Prakata
Setiap anak manusia yang pernah lahir dan pernah ada, pasti memiliki kisah hidup.Kisah hidup dari masing masing pelaku kehidupan, ada yang membahagiakan maupun tidak membahagiakan, menyenangkan maupun tidak menyenangkan. Semua tergantung situasi di mana sang pelaku kehidupan memulai.Aku adalah salah satu pelaku kehidupan di antara miliaran pelaku kehidupan yang ada di atas mayapada ini. Pribadi yang memiliki kisah hidup seperti gerak rolercoster dengan arah geraknya tak pernah membentuk lingkaran penuh.Namun aku bersyukur bahwa Tuhan mengaruniakan suatu perjalanan hidup yang begitu mengesankan dan berarti, sangat disayangkan untuk tidak dikisahkan.Tuhan begitu baik, karena aku diberi kesempatan untuk mengalami setiap kisah perjalanan itu dari titik terendah sampai pada suatu titik, di mana aku tak tahu akan berakhir. Karena sampai detik ini aku masih menjalani kisah itu.
Bagian Pertama
Kehidupan Masa Kecil Sampai Remaja
(aku disambut ibuku dengan rasa haru, ibarat anak yang hilang diketemukan kembali)
Namaku Viktor. Aku bukan siapa-siapa. Aku bukan tokoh hebat yang pernah dan sudah ada. Aku bukan tokoh yang berpengaruh.
Aku hanya orang biasa yang Iahir dan dibesarkan dari keluarga petani. Aku Iahir di sebuah kampung kecil. Libunio nama kampung itu. Hari Jumat malam tanggal dua puluh lima bulan Februari tahun seribu sembilan ratus tujuh puluh tujuh, aku diperkenankan oleh Tuhan Sang Pemberi Kehidupan untuk boleh mengalami indahnya dunia melalui rahim seorang ibu muda dan sederhana.
Ibu yang sederhana itu adalah Monika Mau Ola, dialah ibuku. Dan soarang bapak yang selalu setia mendampingi, menjaga dan menunggu kehadiranku di samping ibu. Bapak yang setia itu adalah Hendrikus Gare Keo, dialah bapakku.

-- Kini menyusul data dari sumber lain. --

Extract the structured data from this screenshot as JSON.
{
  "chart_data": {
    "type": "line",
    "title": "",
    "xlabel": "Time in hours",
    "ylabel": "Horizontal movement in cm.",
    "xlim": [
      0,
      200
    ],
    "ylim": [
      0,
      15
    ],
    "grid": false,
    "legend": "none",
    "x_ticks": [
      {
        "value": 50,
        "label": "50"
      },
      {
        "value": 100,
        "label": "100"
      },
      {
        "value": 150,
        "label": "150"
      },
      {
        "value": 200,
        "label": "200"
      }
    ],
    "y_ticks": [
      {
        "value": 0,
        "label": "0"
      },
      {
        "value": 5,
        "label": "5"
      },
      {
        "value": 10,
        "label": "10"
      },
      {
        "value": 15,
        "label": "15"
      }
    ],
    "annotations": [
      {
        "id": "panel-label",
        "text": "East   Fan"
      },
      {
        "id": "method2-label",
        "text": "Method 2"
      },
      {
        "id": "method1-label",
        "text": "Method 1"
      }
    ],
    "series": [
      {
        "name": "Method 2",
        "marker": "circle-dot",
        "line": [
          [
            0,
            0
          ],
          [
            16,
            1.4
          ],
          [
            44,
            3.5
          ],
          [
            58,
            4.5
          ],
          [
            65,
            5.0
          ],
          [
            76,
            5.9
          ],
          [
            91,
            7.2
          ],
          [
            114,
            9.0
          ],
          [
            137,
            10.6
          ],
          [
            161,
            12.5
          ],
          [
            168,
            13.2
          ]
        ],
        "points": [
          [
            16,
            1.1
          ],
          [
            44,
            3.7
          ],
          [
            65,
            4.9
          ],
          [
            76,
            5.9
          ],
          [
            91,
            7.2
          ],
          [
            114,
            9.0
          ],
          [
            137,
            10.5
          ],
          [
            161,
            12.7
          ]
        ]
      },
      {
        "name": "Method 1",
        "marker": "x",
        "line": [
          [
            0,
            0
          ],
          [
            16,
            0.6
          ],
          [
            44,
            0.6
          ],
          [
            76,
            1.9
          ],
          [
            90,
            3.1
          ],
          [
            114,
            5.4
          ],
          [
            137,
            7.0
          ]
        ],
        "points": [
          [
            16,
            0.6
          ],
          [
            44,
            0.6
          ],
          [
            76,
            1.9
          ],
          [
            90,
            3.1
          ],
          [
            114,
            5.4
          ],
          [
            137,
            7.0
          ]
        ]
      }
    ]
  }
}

Aku sulung dari lima bersaudara. Dari lima saudaraku, satunya telah dipanggil Tuhan ketika ia berumur tiga tahun. Sehingga kini kami tersisa lima orang, yaitu aku dan empat adik-adikku.
Pekerjaan sehari-hari ibu dan bapakku adalah petani. Rata-rata mata pencarian masyarakat di kampungku adalah petani. Seperti anak petani lainnya, masa kecil kulalui dengan penuh sukacita. Ibu dan bapakku sangat menyayangiku. Setiap kami ke kebun atau ke sawah, aku selalu didudukan di atas Pundak bapakku. Begitupun ketika mau makan. Bapakku selalu mengunyah makanan sampai hancur baru disuapi ke mulutku.
Kedengaran memang cukup tidak mengenakkan. Namun, mau bagaimana lagi. Keadaan ketika aku masih kecil kehidupannya sangat susah. Untuk makan saja susah. Sawah dan kebun hanya dikerjakan sekali setahun. Hasilnya tidak seberapa, karena pola pengerjaannya masih sangat tradisional. Sehingga hasil panennya tidak maksimal. Belum lagi hama wereng dan hama tikus. Dalam sekali panen, hasilnya paling banyak duapuluh bhalu. Bhalu adalah tempat untuk mengisi padi yang terbuat dari anyaman daun lontar. Satu bhalu kira-kira isinya tiga puluh kilogram.